ここ1年くらい、国や自治体の対応について意見を言う人が増えたような気がする。
メディアは毎日のように新型コロナウイルスの感染者数、そして国や自治体の対応を報道するようになった。
その報道を多くの人がチェックし、評価している。
権力を持つと多くの物事に影響を与えることができるようになる。
だから人は権力者の動向をみて、正しい判断ができているか評価する。
そして大体はこんなふうに言う。
「全然現場のことわかっていない!」
上の人は下の人のことをわかってくれない、というわけだ。
僕も同じ気持ちになったことはたくさんある。
いくつかの組織に所属したけど、どこでも共通してそんな愚痴がこぼれていた。
なぜか権力者は現場の人の気持ちを察することができない。
周りから認められた優秀な人が権力を持っているはずなのに……。
多忙では現実が見えない
権力者が正しい判断ができない理由は2つあると思う。
1つ目は利害関係者が多いこと。
2つ目は多忙だから。
まず1つ目の利害関係者の件から。
当たり前だが、権力者は多くの物事の最終判断を任せられている。
だから、必然的に利害関係者が増える。
利害関係者が増えるとどうなるのだろうか。
何かを決めるとき、Aさんには「右がいい」と言われ、Bさんには「左がいい」と言われる。
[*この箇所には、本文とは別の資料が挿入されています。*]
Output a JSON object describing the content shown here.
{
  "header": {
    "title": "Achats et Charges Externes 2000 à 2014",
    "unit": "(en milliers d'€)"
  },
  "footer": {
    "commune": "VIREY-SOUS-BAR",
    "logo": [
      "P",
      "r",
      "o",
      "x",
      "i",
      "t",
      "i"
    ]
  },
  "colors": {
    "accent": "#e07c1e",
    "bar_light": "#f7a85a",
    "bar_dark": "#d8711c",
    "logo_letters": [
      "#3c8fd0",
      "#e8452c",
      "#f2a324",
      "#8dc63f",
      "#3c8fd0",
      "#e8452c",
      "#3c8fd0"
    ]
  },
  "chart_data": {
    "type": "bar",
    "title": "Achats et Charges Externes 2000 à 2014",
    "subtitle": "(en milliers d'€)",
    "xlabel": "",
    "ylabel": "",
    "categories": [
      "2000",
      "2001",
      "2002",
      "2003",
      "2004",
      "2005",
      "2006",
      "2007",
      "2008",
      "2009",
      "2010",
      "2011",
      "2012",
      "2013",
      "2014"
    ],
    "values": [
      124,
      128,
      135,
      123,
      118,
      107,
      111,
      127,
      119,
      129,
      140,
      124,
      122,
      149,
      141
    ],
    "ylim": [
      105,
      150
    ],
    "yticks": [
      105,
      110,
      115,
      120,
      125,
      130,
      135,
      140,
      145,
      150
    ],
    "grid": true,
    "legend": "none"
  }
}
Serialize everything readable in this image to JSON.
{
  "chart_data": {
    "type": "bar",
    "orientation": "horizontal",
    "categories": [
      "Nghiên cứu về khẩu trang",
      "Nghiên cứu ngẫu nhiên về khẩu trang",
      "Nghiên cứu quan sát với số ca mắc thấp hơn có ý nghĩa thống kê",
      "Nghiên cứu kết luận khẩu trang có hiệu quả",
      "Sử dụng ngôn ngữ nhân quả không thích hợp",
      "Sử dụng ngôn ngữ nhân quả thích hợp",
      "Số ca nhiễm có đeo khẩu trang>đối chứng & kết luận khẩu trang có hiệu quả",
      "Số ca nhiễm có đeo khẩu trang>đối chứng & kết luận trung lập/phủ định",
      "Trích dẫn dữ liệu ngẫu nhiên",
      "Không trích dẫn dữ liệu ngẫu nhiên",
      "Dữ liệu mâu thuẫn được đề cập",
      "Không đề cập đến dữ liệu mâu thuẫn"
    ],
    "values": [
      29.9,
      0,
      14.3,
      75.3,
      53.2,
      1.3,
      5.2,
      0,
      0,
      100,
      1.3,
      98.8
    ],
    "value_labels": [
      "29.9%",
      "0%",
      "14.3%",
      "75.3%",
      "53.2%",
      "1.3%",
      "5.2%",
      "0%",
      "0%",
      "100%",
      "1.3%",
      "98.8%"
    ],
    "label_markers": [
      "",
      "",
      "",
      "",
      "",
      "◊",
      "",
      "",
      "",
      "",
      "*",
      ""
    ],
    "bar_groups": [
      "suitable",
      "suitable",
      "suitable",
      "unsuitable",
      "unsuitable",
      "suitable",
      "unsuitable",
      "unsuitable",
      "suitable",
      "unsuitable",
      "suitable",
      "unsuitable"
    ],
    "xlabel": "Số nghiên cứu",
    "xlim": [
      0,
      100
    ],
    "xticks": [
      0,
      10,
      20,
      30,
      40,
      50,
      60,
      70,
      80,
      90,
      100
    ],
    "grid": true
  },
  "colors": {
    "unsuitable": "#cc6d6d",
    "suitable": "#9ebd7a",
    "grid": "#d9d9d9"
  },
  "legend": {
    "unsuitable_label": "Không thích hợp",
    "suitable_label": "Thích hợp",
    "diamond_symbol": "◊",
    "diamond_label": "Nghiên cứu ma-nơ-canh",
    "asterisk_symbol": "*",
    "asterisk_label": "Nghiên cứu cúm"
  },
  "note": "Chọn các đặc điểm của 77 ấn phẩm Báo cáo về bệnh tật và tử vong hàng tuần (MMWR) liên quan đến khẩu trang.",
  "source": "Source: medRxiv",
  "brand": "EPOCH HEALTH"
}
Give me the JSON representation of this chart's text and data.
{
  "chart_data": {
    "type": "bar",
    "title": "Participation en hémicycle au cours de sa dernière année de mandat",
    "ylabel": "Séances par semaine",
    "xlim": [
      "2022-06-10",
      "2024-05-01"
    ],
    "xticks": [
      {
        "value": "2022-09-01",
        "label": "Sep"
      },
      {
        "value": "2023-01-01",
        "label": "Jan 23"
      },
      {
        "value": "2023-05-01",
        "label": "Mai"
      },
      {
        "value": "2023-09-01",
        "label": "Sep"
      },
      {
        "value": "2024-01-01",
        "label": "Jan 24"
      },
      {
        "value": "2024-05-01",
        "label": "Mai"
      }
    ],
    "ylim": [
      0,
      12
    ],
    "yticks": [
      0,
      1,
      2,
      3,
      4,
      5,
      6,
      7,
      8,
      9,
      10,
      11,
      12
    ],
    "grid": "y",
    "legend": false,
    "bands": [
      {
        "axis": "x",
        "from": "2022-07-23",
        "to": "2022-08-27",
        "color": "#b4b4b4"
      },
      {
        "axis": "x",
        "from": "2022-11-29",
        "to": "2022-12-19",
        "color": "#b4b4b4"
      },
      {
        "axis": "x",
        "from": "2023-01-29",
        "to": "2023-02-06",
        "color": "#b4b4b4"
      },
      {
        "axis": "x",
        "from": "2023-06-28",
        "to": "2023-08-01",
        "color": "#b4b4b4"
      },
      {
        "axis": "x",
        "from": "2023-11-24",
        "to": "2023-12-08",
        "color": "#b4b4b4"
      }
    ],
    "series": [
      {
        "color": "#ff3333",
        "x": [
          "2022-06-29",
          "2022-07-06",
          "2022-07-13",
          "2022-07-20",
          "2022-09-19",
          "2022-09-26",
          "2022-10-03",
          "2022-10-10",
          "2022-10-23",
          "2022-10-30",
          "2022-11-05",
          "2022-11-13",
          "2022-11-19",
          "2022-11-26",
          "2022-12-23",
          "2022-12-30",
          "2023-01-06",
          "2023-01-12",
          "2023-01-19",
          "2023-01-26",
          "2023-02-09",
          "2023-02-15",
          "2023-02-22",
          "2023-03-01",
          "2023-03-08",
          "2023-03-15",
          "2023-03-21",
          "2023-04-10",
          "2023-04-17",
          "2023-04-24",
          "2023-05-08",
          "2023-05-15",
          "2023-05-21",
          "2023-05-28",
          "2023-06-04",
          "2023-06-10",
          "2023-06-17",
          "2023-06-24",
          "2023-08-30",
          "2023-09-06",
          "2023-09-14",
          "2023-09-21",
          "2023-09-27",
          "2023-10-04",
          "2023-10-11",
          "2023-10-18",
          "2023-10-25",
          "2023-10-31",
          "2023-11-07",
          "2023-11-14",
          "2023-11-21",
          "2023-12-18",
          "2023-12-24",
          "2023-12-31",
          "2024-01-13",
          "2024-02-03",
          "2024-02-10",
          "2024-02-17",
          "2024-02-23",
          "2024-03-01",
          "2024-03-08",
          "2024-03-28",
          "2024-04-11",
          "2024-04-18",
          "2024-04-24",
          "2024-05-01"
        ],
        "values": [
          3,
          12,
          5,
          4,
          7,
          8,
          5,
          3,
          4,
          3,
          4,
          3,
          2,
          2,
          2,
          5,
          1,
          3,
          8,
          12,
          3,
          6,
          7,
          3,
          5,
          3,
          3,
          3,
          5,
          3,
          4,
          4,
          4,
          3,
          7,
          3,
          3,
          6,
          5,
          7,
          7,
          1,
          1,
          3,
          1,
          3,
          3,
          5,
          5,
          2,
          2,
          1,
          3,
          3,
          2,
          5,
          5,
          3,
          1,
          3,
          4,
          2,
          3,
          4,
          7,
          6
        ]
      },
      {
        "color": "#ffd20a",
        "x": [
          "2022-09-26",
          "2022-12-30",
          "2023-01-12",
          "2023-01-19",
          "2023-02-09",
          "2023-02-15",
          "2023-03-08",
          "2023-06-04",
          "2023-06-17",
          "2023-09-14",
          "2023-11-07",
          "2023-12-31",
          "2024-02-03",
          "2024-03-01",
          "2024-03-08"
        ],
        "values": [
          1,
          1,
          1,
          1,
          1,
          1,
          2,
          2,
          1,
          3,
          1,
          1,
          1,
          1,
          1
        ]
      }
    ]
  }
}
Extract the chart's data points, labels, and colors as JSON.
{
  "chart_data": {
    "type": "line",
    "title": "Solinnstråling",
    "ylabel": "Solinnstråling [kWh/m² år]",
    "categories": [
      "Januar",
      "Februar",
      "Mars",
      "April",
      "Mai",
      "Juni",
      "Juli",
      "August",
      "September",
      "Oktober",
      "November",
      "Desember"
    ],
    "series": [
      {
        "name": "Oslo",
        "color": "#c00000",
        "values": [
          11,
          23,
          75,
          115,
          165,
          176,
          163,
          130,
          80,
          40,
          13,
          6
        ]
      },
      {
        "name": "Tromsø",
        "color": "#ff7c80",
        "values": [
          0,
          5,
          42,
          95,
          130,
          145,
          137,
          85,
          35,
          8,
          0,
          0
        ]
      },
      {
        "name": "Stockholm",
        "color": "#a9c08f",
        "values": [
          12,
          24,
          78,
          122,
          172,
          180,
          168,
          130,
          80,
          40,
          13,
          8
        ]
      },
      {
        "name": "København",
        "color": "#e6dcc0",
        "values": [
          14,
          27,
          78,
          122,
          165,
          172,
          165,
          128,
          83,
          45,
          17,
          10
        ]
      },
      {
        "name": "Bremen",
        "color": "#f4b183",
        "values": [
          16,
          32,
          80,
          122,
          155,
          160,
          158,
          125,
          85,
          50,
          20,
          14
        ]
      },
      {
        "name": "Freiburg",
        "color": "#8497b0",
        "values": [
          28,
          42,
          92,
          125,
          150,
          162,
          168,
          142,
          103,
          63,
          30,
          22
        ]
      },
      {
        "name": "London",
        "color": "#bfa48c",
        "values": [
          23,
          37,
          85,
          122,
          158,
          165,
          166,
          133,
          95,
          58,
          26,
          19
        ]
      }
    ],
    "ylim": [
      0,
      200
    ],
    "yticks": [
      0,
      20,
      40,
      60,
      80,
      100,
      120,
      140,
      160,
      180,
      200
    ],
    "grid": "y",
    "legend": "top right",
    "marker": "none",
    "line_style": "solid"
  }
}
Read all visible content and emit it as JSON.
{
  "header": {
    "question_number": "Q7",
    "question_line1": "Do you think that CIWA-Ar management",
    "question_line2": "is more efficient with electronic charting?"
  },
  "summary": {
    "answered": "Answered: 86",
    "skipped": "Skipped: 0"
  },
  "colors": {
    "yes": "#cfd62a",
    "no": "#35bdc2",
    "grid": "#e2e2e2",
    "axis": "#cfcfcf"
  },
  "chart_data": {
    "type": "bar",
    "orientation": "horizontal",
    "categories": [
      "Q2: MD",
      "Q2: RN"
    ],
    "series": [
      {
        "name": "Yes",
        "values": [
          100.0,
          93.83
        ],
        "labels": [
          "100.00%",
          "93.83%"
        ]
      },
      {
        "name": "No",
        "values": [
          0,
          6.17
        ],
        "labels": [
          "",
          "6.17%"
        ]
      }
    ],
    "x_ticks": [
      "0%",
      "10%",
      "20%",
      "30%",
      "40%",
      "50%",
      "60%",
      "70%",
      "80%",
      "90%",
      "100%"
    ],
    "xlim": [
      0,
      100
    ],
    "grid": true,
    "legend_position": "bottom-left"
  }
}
権力を維持したい権力者は、どちらの意見にも耳を傾け中間を取る。
そしてこう決断を下す。
「真ん中にしましょう」
全員が納得する解決策は存在しないのである。
(そして対立が生まれる)
次に2つ目の多忙であるということ。
権力者はとても忙しい。多忙を極めている。
全ての物事に対して正確に判断する必要があるのにも関わらず、迅速に判断をするように迫られ疲弊している。
脳は基本的に一つの物事に集中できるように作られてる。
マルチタスクでは、腰を据えてじっくりと検討を重ねることができない。
果たして、そのような状態で正しい判断ができるだろうか。
おそらく難しいだろう。
現実を捉えるためには、注視する必要がある。
物事を注視するには多くの時間が必要だ。
空に浮かんでいる雲をみたり、風の音に耳を傾けるような余裕を持たなければ、真実を見ることはできないだろう。
そんな余裕を持った権力者は、たぶん存在しないのである。